No matter how much of a hardcore carnivore you are, the thought of eating a dog, a rat, or an insect might make your stomach churn.
But before you grimace, consider this fun fact: Insects are actually more nutritious than most forms of meat eaten in the US. Some say increased consumption of insects might help alleviate world hunger.
While cultures in countries throughout Africa, Asia, and South America swear by the health benefits of eating insects, rodents, and other odd animals, American restaurants will probably not be adding any of the following to their menus anytime soon.
[Editor’s Note: Some of the images below may be offensive to some readers.]
In Mexico, where some insects are considered delicacies, a man garnishes his taco with maguey worms.
This locust sits on the tongue of a 'discovery lunch' attendee. Held in Brussels, this event aims to educate the community about how insects can be a good form of nutrition.
Micronutris, the only firm in Europe that raises insects specifically for consumption, made a batch of macaroons garnished with dehydrated insects.
Some scientists believe that if more cultures embrace entomophagy (the eating of insects), the shift in eating patterns could help contribute to the end of the global food crisis. Pictured below is a mealworm quiche.
Insects aren't the only strange dish being served: Frozen pudding from fresh duck or pig blood is a popular dish in Southeast Asia.
A Chinese restaurant in the ancient city of Yogyakarta serves cobra meat in the form of hamburger patties.
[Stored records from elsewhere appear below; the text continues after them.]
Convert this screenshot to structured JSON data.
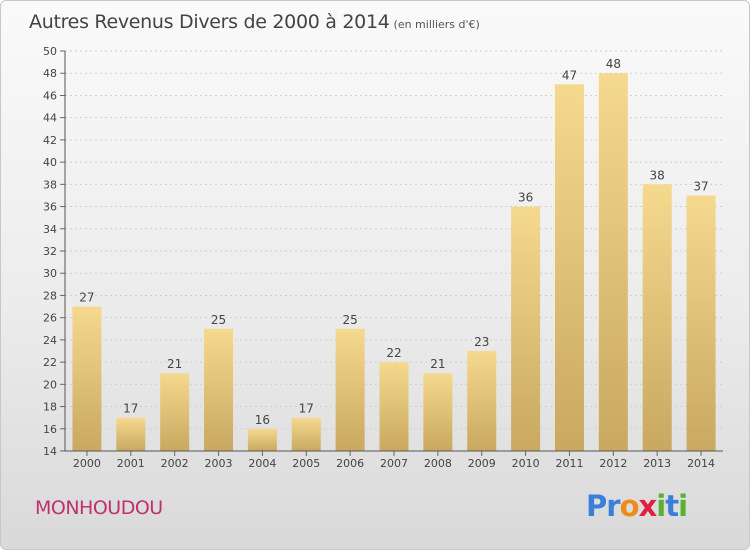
{
  "header": {
    "title": "Autres Revenus Divers de 2000 à 2014",
    "unit": "(en milliers d'€)"
  },
  "footer": {
    "town": "MONHOUDOU",
    "logo": [
      "P",
      "r",
      "o",
      "x",
      "i",
      "t",
      "i"
    ]
  },
  "colors": {
    "bar_light": "#f5d98f",
    "bar_dark": "#c9a860",
    "town": "#c0306a",
    "logo": [
      "#3a7fd8",
      "#3a7fd8",
      "#f08a1c",
      "#e02040",
      "#5ab030",
      "#3a7fd8",
      "#5ab030"
    ]
  },
  "chart_data": {
    "type": "bar",
    "categories": [
      "2000",
      "2001",
      "2002",
      "2003",
      "2004",
      "2005",
      "2006",
      "2007",
      "2008",
      "2009",
      "2010",
      "2011",
      "2012",
      "2013",
      "2014"
    ],
    "values": [
      27,
      17,
      21,
      25,
      16,
      17,
      25,
      22,
      21,
      23,
      36,
      47,
      48,
      38,
      37
    ],
    "ylim": [
      14,
      50
    ],
    "yticks": [
      14,
      16,
      18,
      20,
      22,
      24,
      26,
      28,
      30,
      32,
      34,
      36,
      38,
      40,
      42,
      44,
      46,
      48,
      50
    ],
    "grid": true
  }
}
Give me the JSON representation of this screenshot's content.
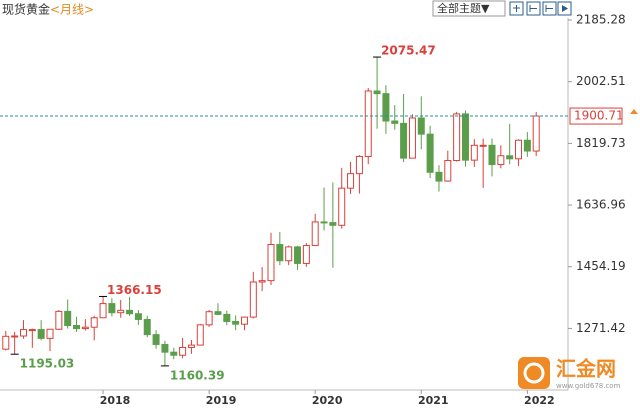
{
  "chart_data": {
    "type": "candlestick",
    "title": "现货黄金",
    "subtitle": "<月线>",
    "toolbar_button": "全部主题▼",
    "watermark": "汇金网",
    "watermark_url": "www.gold678.com",
    "up_color": "#d9413a",
    "down_color": "#5a9e4b",
    "price_line_color": "#2a8c9c",
    "categories": [
      null,
      null,
      null,
      null,
      null,
      null,
      null,
      null,
      null,
      null,
      null,
      "2018",
      null,
      null,
      null,
      null,
      null,
      null,
      null,
      null,
      null,
      null,
      null,
      "2019",
      null,
      null,
      null,
      null,
      null,
      null,
      null,
      null,
      null,
      null,
      null,
      "2020",
      null,
      null,
      null,
      null,
      null,
      null,
      null,
      null,
      null,
      null,
      null,
      "2021",
      null,
      null,
      null,
      null,
      null,
      null,
      null,
      null,
      null,
      null,
      null,
      "2022",
      null
    ],
    "open": [
      1210,
      1248,
      1249,
      1268,
      1268,
      1242,
      1269,
      1322,
      1280,
      1271,
      1275,
      1303,
      1345,
      1318,
      1325,
      1315,
      1298,
      1253,
      1224,
      1201,
      1192,
      1215,
      1222,
      1282,
      1321,
      1313,
      1292,
      1284,
      1305,
      1409,
      1413,
      1520,
      1472,
      1513,
      1464,
      1517,
      1587,
      1585,
      1577,
      1687,
      1730,
      1781,
      1975,
      1967,
      1886,
      1879,
      1776,
      1895,
      1847,
      1734,
      1708,
      1769,
      1907,
      1770,
      1814,
      1814,
      1757,
      1783,
      1774,
      1829,
      1797
    ],
    "high": [
      1264,
      1261,
      1296,
      1271,
      1296,
      1270,
      1326,
      1357,
      1306,
      1299,
      1309,
      1366.15,
      1361,
      1356,
      1365,
      1326,
      1309,
      1266,
      1235,
      1214,
      1243,
      1237,
      1285,
      1326,
      1346,
      1324,
      1310,
      1306,
      1439,
      1453,
      1555,
      1557,
      1517,
      1516,
      1524,
      1611,
      1689,
      1704,
      1747,
      1765,
      1785,
      1984,
      2075.47,
      1992,
      1933,
      1966,
      1906,
      1959,
      1872,
      1755,
      1798,
      1913,
      1917,
      1832,
      1834,
      1834,
      1814,
      1877,
      1832,
      1853,
      1913
    ],
    "low": [
      1206,
      1195.03,
      1241,
      1214,
      1236,
      1204,
      1267,
      1271,
      1261,
      1265,
      1236,
      1302,
      1307,
      1303,
      1309,
      1282,
      1245,
      1211,
      1160.39,
      1180,
      1183,
      1196,
      1221,
      1276,
      1311,
      1281,
      1266,
      1266,
      1301,
      1382,
      1400,
      1459,
      1459,
      1445,
      1454,
      1517,
      1562,
      1451,
      1567,
      1670,
      1671,
      1758,
      1863,
      1848,
      1860,
      1764,
      1775,
      1802,
      1717,
      1677,
      1706,
      1766,
      1751,
      1750,
      1688,
      1722,
      1746,
      1758,
      1753,
      1780,
      1782
    ],
    "close": [
      1248,
      1249,
      1268,
      1268,
      1242,
      1269,
      1322,
      1280,
      1271,
      1275,
      1303,
      1345,
      1318,
      1325,
      1315,
      1298,
      1253,
      1224,
      1201,
      1192,
      1215,
      1222,
      1282,
      1321,
      1313,
      1292,
      1284,
      1305,
      1409,
      1413,
      1520,
      1472,
      1513,
      1464,
      1517,
      1587,
      1585,
      1577,
      1687,
      1730,
      1781,
      1975,
      1967,
      1886,
      1879,
      1776,
      1895,
      1847,
      1734,
      1708,
      1769,
      1907,
      1770,
      1814,
      1814,
      1757,
      1783,
      1774,
      1829,
      1797,
      1900.71
    ],
    "high_labels": [
      null,
      null,
      null,
      null,
      null,
      null,
      null,
      null,
      null,
      null,
      null,
      "1366.15",
      null,
      null,
      null,
      null,
      null,
      null,
      null,
      null,
      null,
      null,
      null,
      null,
      null,
      null,
      null,
      null,
      null,
      null,
      null,
      null,
      null,
      null,
      null,
      null,
      null,
      null,
      null,
      null,
      null,
      null,
      "2075.47",
      null,
      null,
      null,
      null,
      null,
      null,
      null,
      null,
      null,
      null,
      null,
      null,
      null,
      null,
      null,
      null,
      null,
      null
    ],
    "low_labels": [
      null,
      "1195.03",
      null,
      null,
      null,
      null,
      null,
      null,
      null,
      null,
      null,
      null,
      null,
      null,
      null,
      null,
      null,
      null,
      "1160.39",
      null,
      null,
      null,
      null,
      null,
      null,
      null,
      null,
      null,
      null,
      null,
      null,
      null,
      null,
      null,
      null,
      null,
      null,
      null,
      null,
      null,
      null,
      null,
      null,
      null,
      null,
      null,
      null,
      null,
      null,
      null,
      null,
      null,
      null,
      null,
      null,
      null,
      null,
      null,
      null,
      null,
      null
    ],
    "last_price": 1900.71,
    "ylim": [
      1088.97,
      2244.54
    ],
    "yticks": [
      1271.42,
      1454.19,
      1636.96,
      1819.73,
      2002.51,
      2185.28
    ]
  }
}
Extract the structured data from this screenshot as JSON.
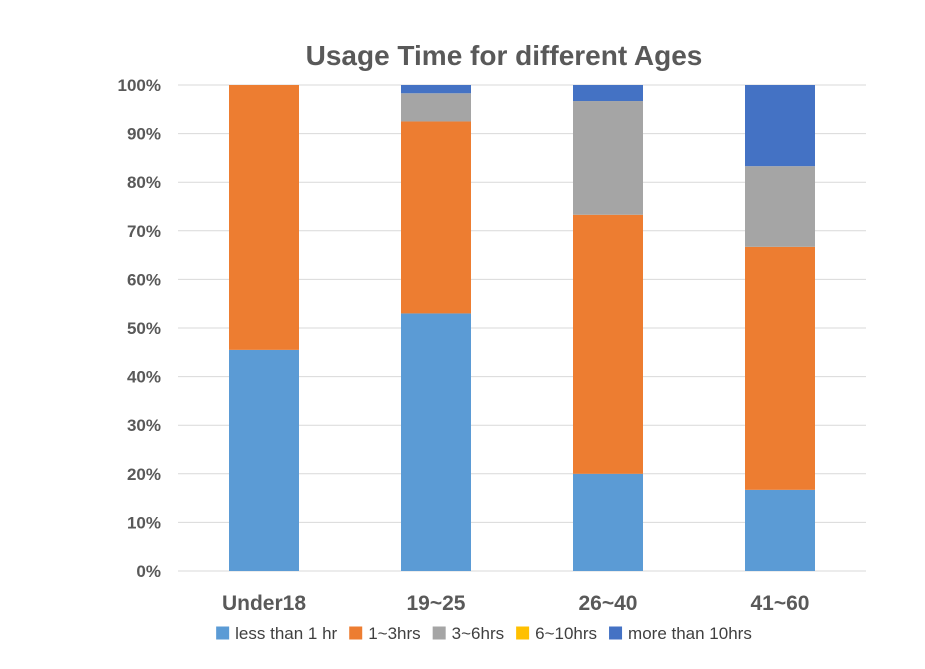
{
  "chart_data": {
    "type": "bar",
    "stacked": true,
    "percent": true,
    "title": "Usage Time for different Ages",
    "categories": [
      "Under18",
      "19~25",
      "26~40",
      "41~60"
    ],
    "ylim": [
      0,
      100
    ],
    "yticks": [
      0,
      10,
      20,
      30,
      40,
      50,
      60,
      70,
      80,
      90,
      100
    ],
    "ytick_suffix": "%",
    "grid": true,
    "legend_position": "bottom",
    "series": [
      {
        "name": "less than 1 hr",
        "color": "#5B9BD5",
        "values": [
          45.5,
          53,
          20,
          16.7
        ]
      },
      {
        "name": "1~3hrs",
        "color": "#ED7D31",
        "values": [
          54.5,
          39.5,
          53.3,
          50
        ]
      },
      {
        "name": "3~6hrs",
        "color": "#A5A5A5",
        "values": [
          0,
          5.8,
          23.4,
          16.6
        ]
      },
      {
        "name": "6~10hrs",
        "color": "#FFC000",
        "values": [
          0,
          0,
          0,
          0
        ]
      },
      {
        "name": "more than 10hrs",
        "color": "#4472C4",
        "values": [
          0,
          1.7,
          3.3,
          16.7
        ]
      }
    ]
  }
}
Some customers claim the food can cure skin diseases and asthma and increase sexual virility.
The extremely controversial annual dog-meat festival held in Yulin, Guangxi Zhuang, in China -- where festival attendees dine on dog meat -- is currently being protested by animal activists across the world.
These hard-boiled eggs are cooked in boys' urine and are a springtime favourite for the locals in Dongyang, Zhejiang, in eastern China.
In Tabuk, Saudi Arabia, a man eats an Uromastyx lizard, also known as a dabb lizard. These animals, served cooked or raw, are thought to strengthen the body and treat diseases.
This skinned frog is about to be blended to make a drink at a market in San Juan de Lurigancho, Lima, the capital of Peru.
Strange delicacies aren't exclusive to foreign lands. These whole cooked alligators were served at the 110th Explorers Club Annual Dinner held at the Waldorf Astoria in New York City.